Immigration and Customs Enforcement (ICE) has faced criticism for sending immigrant students and scholars who were arrested at pro-Palestine demonstrations thousands of miles from where they were arrested to detention facilities. In several reports, ICE relocated detainees from Northeast cities to far-flung centers in Louisiana and Texas, raising concerns about the transfers of the agency and the availability of legal assistance to the detainees.

Students Moved Far from Legal and Family Support

On March 8, ICE agents arrested Mahmoud Khalil, a graduate student at Columbia University, at his home in New York. Khalil was in a detention center outside of rural Louisiana, more than three hours from the closest city, the following evening.

Georgetown University professor Badar Khan Suri was arrested close to Washington, DC, and initially shipped to Louisiana, then transferred to a jail complex in Texas. Tufts University student Rumeysa Ozturk was arrested outside of Boston and deported to a for-profit prison in southern Louisiana within 24 hours of being detained.

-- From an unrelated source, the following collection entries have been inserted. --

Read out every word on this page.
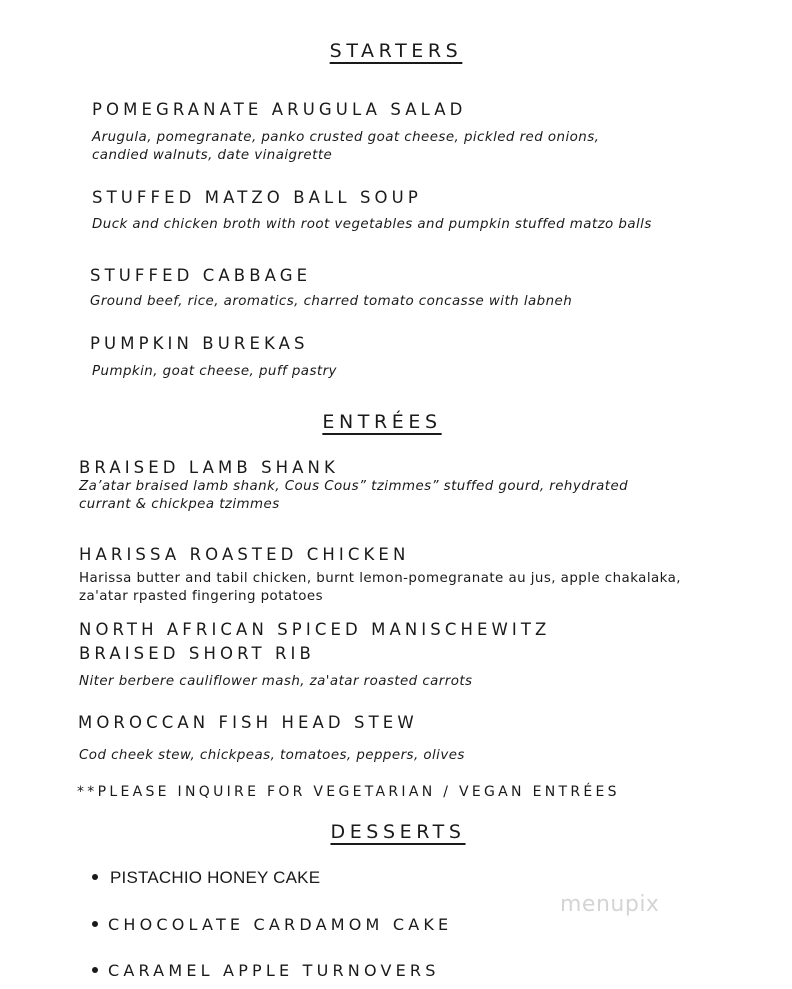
STARTERS
POMEGRANATE ARUGULA SALAD
Arugula, pomegranate, panko crusted goat cheese, pickled red onions,
candied walnuts, date vinaigrette
STUFFED MATZO BALL SOUP
Duck and chicken broth with root vegetables and pumpkin stuffed matzo balls
STUFFED CABBAGE
Ground beef, rice, aromatics, charred tomato concasse with labneh
PUMPKIN BUREKAS
Pumpkin, goat cheese, puff pastry
ENTRÉES
BRAISED LAMB SHANK
Za’atar braised lamb shank, Cous Cous” tzimmes” stuffed gourd, rehydrated
currant & chickpea tzimmes
HARISSA ROASTED CHICKEN
Harissa butter and tabil chicken, burnt lemon-pomegranate au jus, apple chakalaka,
za'atar rpasted fingering potatoes
NORTH AFRICAN SPICED MANISCHEWITZ
BRAISED SHORT RIB
Niter berbere cauliflower mash, za'atar roasted carrots
MOROCCAN FISH HEAD STEW
Cod cheek stew, chickpeas, tomatoes, peppers, olives
**PLEASE INQUIRE FOR VEGETARIAN / VEGAN ENTRÉES
DESSERTS
PISTACHIO HONEY CAKE
CHOCOLATE CARDAMOM CAKE
CARAMEL APPLE TURNOVERS
menupix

These far-flung transfers highlight ICE’s control over the placement of detainees. Immigration attorneys and activists have sounded the alarm, noting how moving people far from their lawyers, loved ones, and social support networks effectively cripples their capacity to contest immigration cases.

ICE Cites Logistical Reasons, Critics See Rights Violations

ICE has justified the transfers as practical necessities. Detention, its website says, is intended to “secure [immigrants’] presence for immigration proceedings or removal from the United States” and emphasizes the system is “non-punitive.”

Attorneys for the government argued in court documents that ICE transferred Ozturk, Suri, and Khalil because detention space was in short supply where they were arrested initially.

Yet civil rights organizations have called some of these Southern detention facilities “black holes” due to deplorable conditions and restricted communication with the outside world. At least 14 of the 20 largest immigration detention facilities in the country are located in Louisiana, Texas, and Mississippi, NPR reports.

Adriel D. Orozco, the American Immigration Council’s senior policy counsel, said these transfers are technically done within the immigration system. But he added, “I haven’t seen this kind of drastic transfer system, in the sense of sending folks from the Northeast down to the South.”

“It does feel more of a change under this Trump 2.0,” Orozco said to CNN.